The only way to know that they had stopped was that the doors opened.

The first thing he saw stepping off was a Picasso, which Ethan suspected was original.

They walked through a posh foyer. No fluorescent lights and checkered linoleum here. It was all marble tile and high-end wall sconces. Crown molding. Even the air tasted better—none of that canned, stale-edged component found in the rest of the complex.

They passed a sunken living room.

A cathedral kitchen.

A library walled with leather-bound volumes that smelled absolutely antique.

Turning a corner, they finally headed down toward the double oak doors at the end of the hall.

Marcus knocked hard twice, and a voice on the other side responded, “Come in!”

“Go ahead, Mr. Burke.”

Ethan opened the doors and stepped through into a spectacular office.

The floor was a dark, exotic hardwood with a high-gloss sheen.
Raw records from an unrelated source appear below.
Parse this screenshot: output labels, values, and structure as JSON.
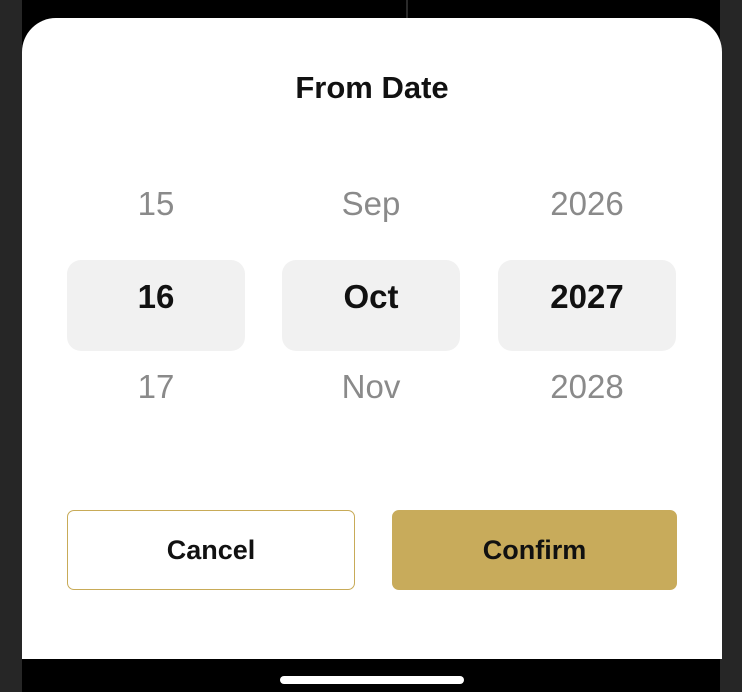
{
  "sheet": {
    "title": "From Date"
  },
  "picker": {
    "day": {
      "previous": "15",
      "selected": "16",
      "next": "17"
    },
    "month": {
      "previous": "Sep",
      "selected": "Oct",
      "next": "Nov"
    },
    "year": {
      "previous": "2026",
      "selected": "2027",
      "next": "2028"
    }
  },
  "actions": {
    "cancel_label": "Cancel",
    "confirm_label": "Confirm"
  },
  "colors": {
    "accent": "#c8ab5b",
    "selected_bg": "#f1f1f1",
    "muted_text": "#8a8a8a",
    "primary_text": "#111111"
  }
}
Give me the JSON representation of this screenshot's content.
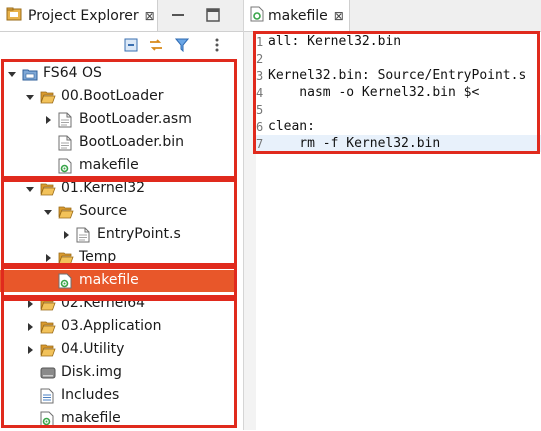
{
  "project_explorer": {
    "tab_title": "Project Explorer",
    "close_glyph": "⊠",
    "tree": [
      {
        "label": "FS64 OS",
        "icon": "project-icon",
        "expanded": true,
        "depth": 0
      },
      {
        "label": "00.BootLoader",
        "icon": "folder-open-icon",
        "expanded": true,
        "depth": 1
      },
      {
        "label": "BootLoader.asm",
        "icon": "file-icon",
        "expanded": false,
        "depth": 2
      },
      {
        "label": "BootLoader.bin",
        "icon": "file-icon",
        "depth": 2
      },
      {
        "label": "makefile",
        "icon": "makefile-icon",
        "depth": 2
      },
      {
        "label": "01.Kernel32",
        "icon": "folder-open-icon",
        "expanded": true,
        "depth": 1
      },
      {
        "label": "Source",
        "icon": "folder-open-icon",
        "expanded": true,
        "depth": 2
      },
      {
        "label": "EntryPoint.s",
        "icon": "file-icon",
        "expanded": false,
        "depth": 3
      },
      {
        "label": "Temp",
        "icon": "folder-open-icon",
        "expanded": false,
        "depth": 2
      },
      {
        "label": "makefile",
        "icon": "makefile-icon",
        "depth": 2,
        "selected": true
      },
      {
        "label": "02.Kernel64",
        "icon": "folder-open-icon",
        "expanded": false,
        "depth": 1
      },
      {
        "label": "03.Application",
        "icon": "folder-open-icon",
        "expanded": false,
        "depth": 1
      },
      {
        "label": "04.Utility",
        "icon": "folder-open-icon",
        "expanded": false,
        "depth": 1
      },
      {
        "label": "Disk.img",
        "icon": "disk-image-icon",
        "depth": 1
      },
      {
        "label": "Includes",
        "icon": "includes-icon",
        "depth": 1
      },
      {
        "label": "makefile",
        "icon": "makefile-icon",
        "depth": 1
      }
    ]
  },
  "editor": {
    "tab_title": "makefile",
    "close_glyph": "⊠",
    "lines": [
      {
        "no": "1",
        "text": "all: Kernel32.bin"
      },
      {
        "no": "2",
        "text": ""
      },
      {
        "no": "3",
        "text": "Kernel32.bin: Source/EntryPoint.s"
      },
      {
        "no": "4",
        "text": "    nasm -o Kernel32.bin $<"
      },
      {
        "no": "5",
        "text": ""
      },
      {
        "no": "6",
        "text": "clean:"
      },
      {
        "no": "7",
        "text": "    rm -f Kernel32.bin",
        "current": true
      }
    ]
  },
  "colors": {
    "selection": "#e8572a",
    "highlight_border": "#e02a1d",
    "folder": "#e8b24a",
    "current_line": "#e8f1fb"
  }
}
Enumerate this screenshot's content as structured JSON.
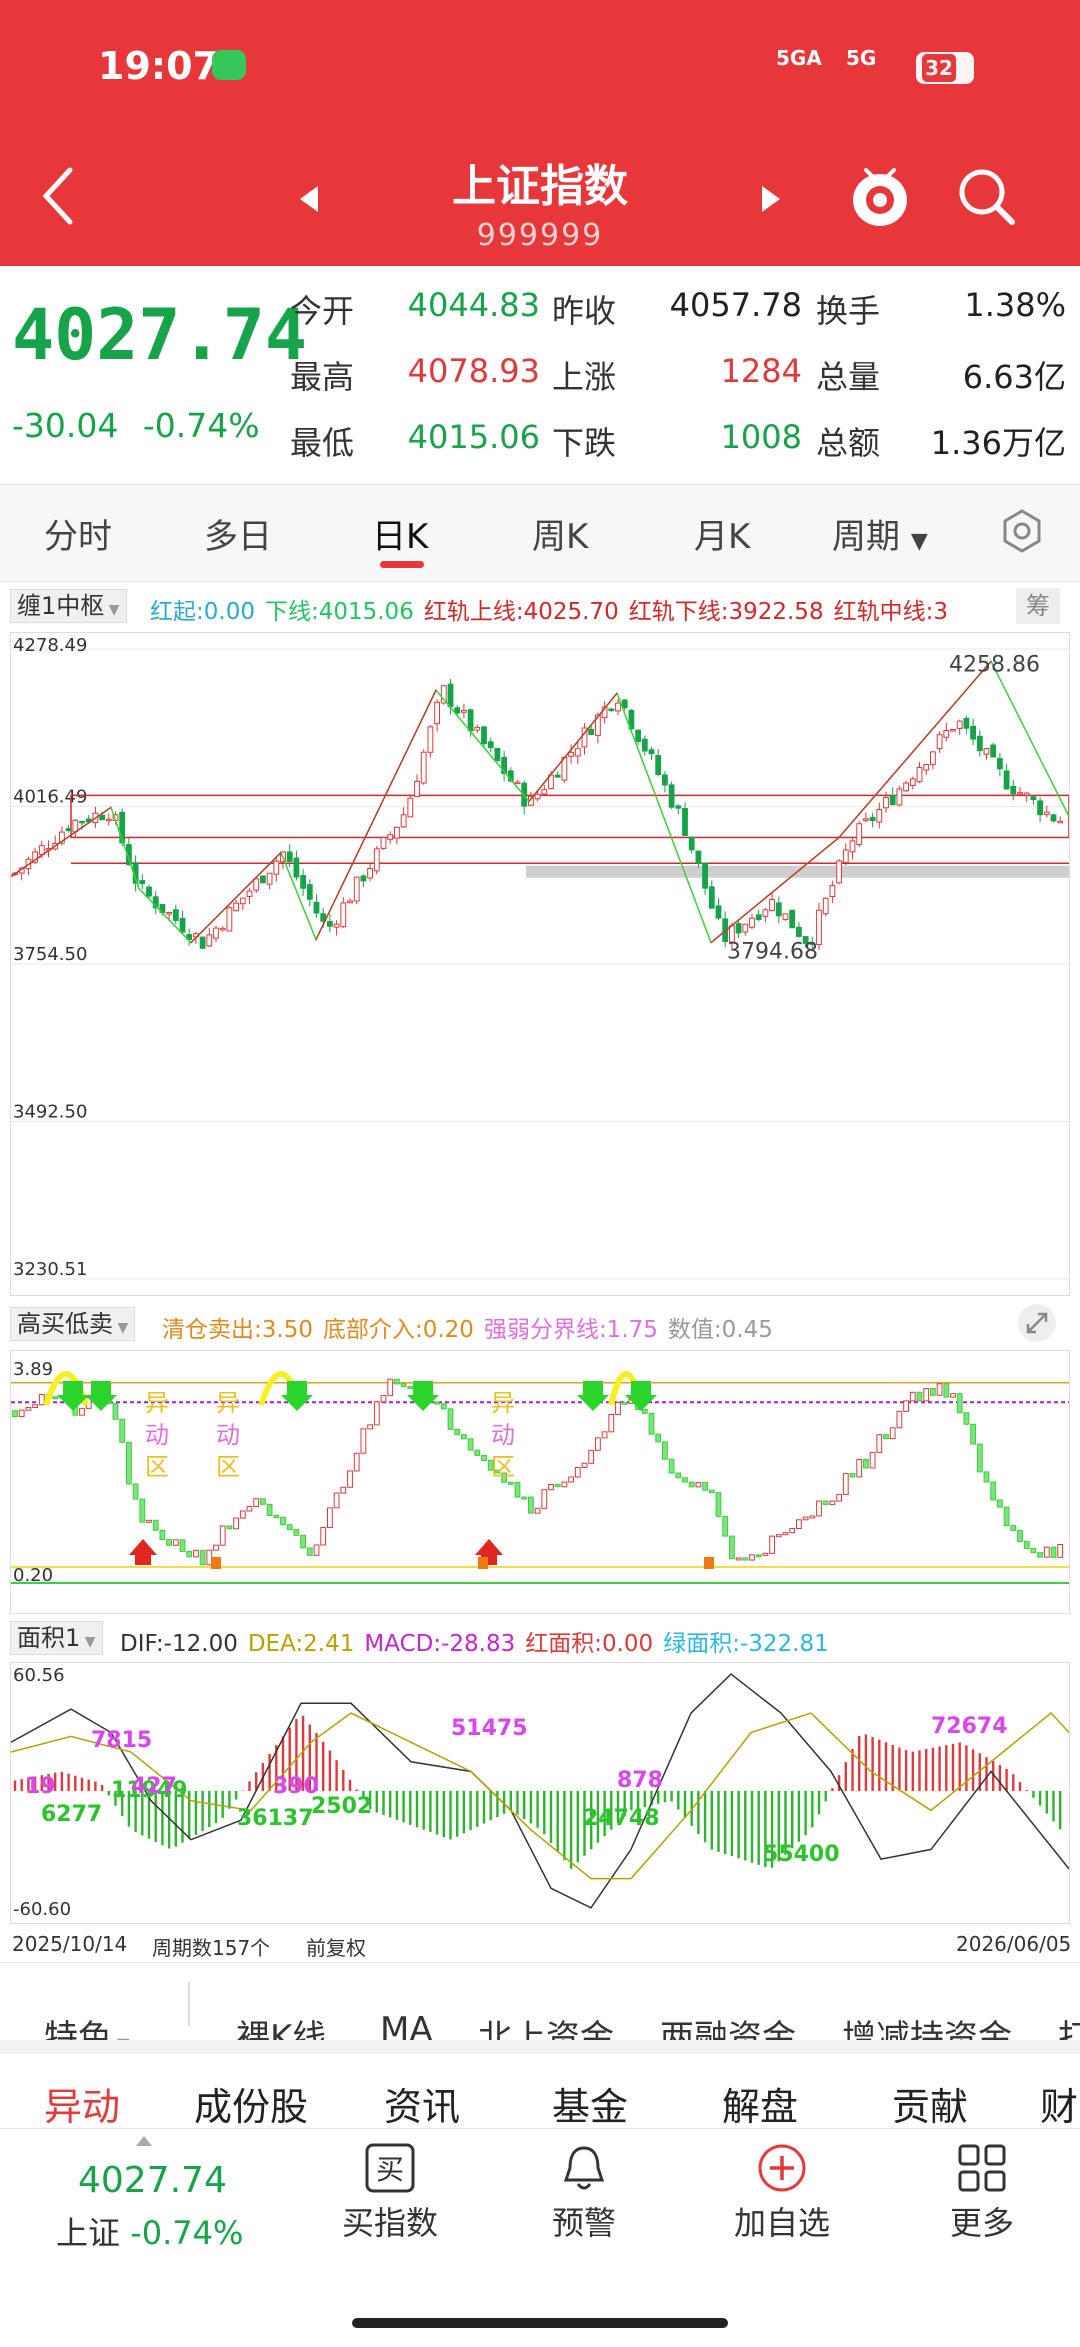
{
  "status": {
    "time": "19:07",
    "sig1": "5GA",
    "sig2": "5G",
    "battery": "32"
  },
  "header": {
    "title": "上证指数",
    "code": "999999"
  },
  "quote": {
    "price": "4027.74",
    "change": "-30.04",
    "pct": "-0.74%",
    "rows": [
      [
        {
          "l": "今开",
          "v": "4044.83",
          "c": "green"
        },
        {
          "l": "昨收",
          "v": "4057.78",
          "c": "black"
        },
        {
          "l": "换手",
          "v": "1.38%",
          "c": "black"
        }
      ],
      [
        {
          "l": "最高",
          "v": "4078.93",
          "c": "red"
        },
        {
          "l": "上涨",
          "v": "1284",
          "c": "red"
        },
        {
          "l": "总量",
          "v": "6.63亿",
          "c": "black"
        }
      ],
      [
        {
          "l": "最低",
          "v": "4015.06",
          "c": "green"
        },
        {
          "l": "下跌",
          "v": "1008",
          "c": "green"
        },
        {
          "l": "总额",
          "v": "1.36万亿",
          "c": "black"
        }
      ]
    ]
  },
  "tabs": [
    "分时",
    "多日",
    "日K",
    "周K",
    "月K",
    "周期"
  ],
  "main_ind": {
    "btn": "缠1中枢",
    "items": [
      {
        "t": "红起:0.00",
        "c": "#2aa9d8"
      },
      {
        "t": "下线:4015.06",
        "c": "#22c55e"
      },
      {
        "t": "红轨上线:4025.70",
        "c": "#d62728"
      },
      {
        "t": "红轨下线:3922.58",
        "c": "#d62728"
      },
      {
        "t": "红轨中线:3",
        "c": "#d62728"
      }
    ],
    "chip": "筹",
    "axis": [
      "4278.49",
      "4016.49",
      "3754.50",
      "3492.50",
      "3230.51"
    ],
    "high_label": "4258.86",
    "low_label": "3794.68"
  },
  "ind2": {
    "btn": "高买低卖",
    "items": [
      {
        "t": "清仓卖出:3.50",
        "c": "#e08a1e"
      },
      {
        "t": "底部介入:0.20",
        "c": "#e08a1e"
      },
      {
        "t": "强弱分界线:1.75",
        "c": "#e06fe0"
      },
      {
        "t": "数值:0.45",
        "c": "#999999"
      }
    ],
    "axis": [
      "3.89",
      "0.20"
    ],
    "zone": "异动区"
  },
  "ind3": {
    "btn": "面积1",
    "items": [
      {
        "t": "DIF:-12.00",
        "c": "#333333"
      },
      {
        "t": "DEA:2.41",
        "c": "#b8a000"
      },
      {
        "t": "MACD:-28.83",
        "c": "#c026d3"
      },
      {
        "t": "红面积:0.00",
        "c": "#e0393b"
      },
      {
        "t": "绿面积:-322.81",
        "c": "#2ab7e8"
      }
    ],
    "axis": [
      "60.56",
      "-60.60"
    ],
    "labels": [
      "7815",
      "19",
      "6277",
      "11949",
      "427",
      "390",
      "36137",
      "2502",
      "51475",
      "878",
      "24748",
      "55400",
      "72674"
    ]
  },
  "footer_axis": {
    "start": "2025/10/14",
    "count": "周期数157个",
    "adj": "前复权",
    "end": "2026/06/05"
  },
  "feature_tabs": [
    "特色",
    "裸K线",
    "MA",
    "北上资金",
    "两融资金",
    "增减持资金",
    "打"
  ],
  "detail_tabs": [
    "异动",
    "成份股",
    "资讯",
    "基金",
    "解盘",
    "贡献",
    "财"
  ],
  "nav": {
    "price": "4027.74",
    "name": "上证",
    "pct": "-0.74%",
    "items": [
      "买指数",
      "预警",
      "加自选",
      "更多"
    ]
  }
}
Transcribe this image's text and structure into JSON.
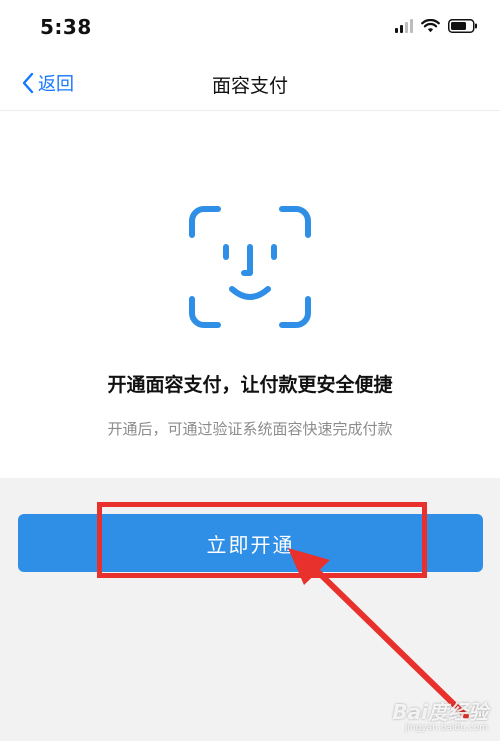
{
  "status_bar": {
    "time": "5:38"
  },
  "nav": {
    "back_label": "返回",
    "title": "面容支付"
  },
  "main": {
    "headline": "开通面容支付，让付款更安全便捷",
    "subtext": "开通后，可通过验证系统面容快速完成付款"
  },
  "action": {
    "open_label": "立即开通"
  },
  "watermark": {
    "logo_text": "Bai度经验",
    "url": "jingyan.baidu.com"
  },
  "colors": {
    "accent": "#1677ff",
    "button": "#2f8fe6",
    "annotation": "#e8312d"
  },
  "icons": {
    "back": "chevron-left-icon",
    "face": "face-id-icon",
    "signal": "signal-icon",
    "wifi": "wifi-icon",
    "battery": "battery-icon"
  }
}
The centerpiece was a large table that displayed, under glass, an architectural miniature of Wayward Pines, accurate even to the color of Ethan’s house.

The left-hand wall was adorned with the works of Vincent van Gogh.

The opposite wall consisted of a floor-to-ceiling bank of flat-screened monitors. Nine high, twenty-four across. Leather sofas faced the screens that showed two hundred sixteen simultaneous images of Wayward Pines—streets, bedrooms, bathrooms, kitchens, backyards.

Every time Ethan saw those screens he had to stifle an irresistible impulse to tear someone’s head off.

He understood the purpose—fully—but still…

“That fury,” said the man behind the intricately carved mahogany desk. “You flash it every time you come to see me.”

Ethan shrugged. “You’re eavesdropping on private lives. Just a natural reaction.”

“You believe privacy should exist in our town?”

“Of course not.”

Ethan moved toward the giant desk as the doors behind him swung shut.

He shelved his Stetson under his right arm and eased down into one of the chairs.

Stared at David Pilcher.

He was the billionaire-inventor (when money meant something) behind Wayward Pines, behind this complex inside the mountain. In 1971, Pilcher had discovered that the human genome was degrading, and he’d privately predicted that humanity would cease to exist within thirty to forty generations. So he built this suspension superstructure to preserve a number of pure humans before the genome corruption reached critical mass.

In addition to his inner circle of one hundred sixty true believers, Pilcher was responsible for the abduction of six hundred fifty people, all of whom, himself included, he’d put into suspended animation.

And Pilcher’s prediction came true. At this very moment, beyond the electrified fence that surrounded Wayward Pines, lived hundreds of millions of what humanity had devolved into—aberrations.

And yet, Pilcher didn’t own the face he’d ostensibly earned. He was a physically unthreatening man. Five foot five in boots. Hairless save for the faintest silver stubble—more chrome than winter clouds. He watched Ethan through diminutive eyes that were as black as they were unreadable.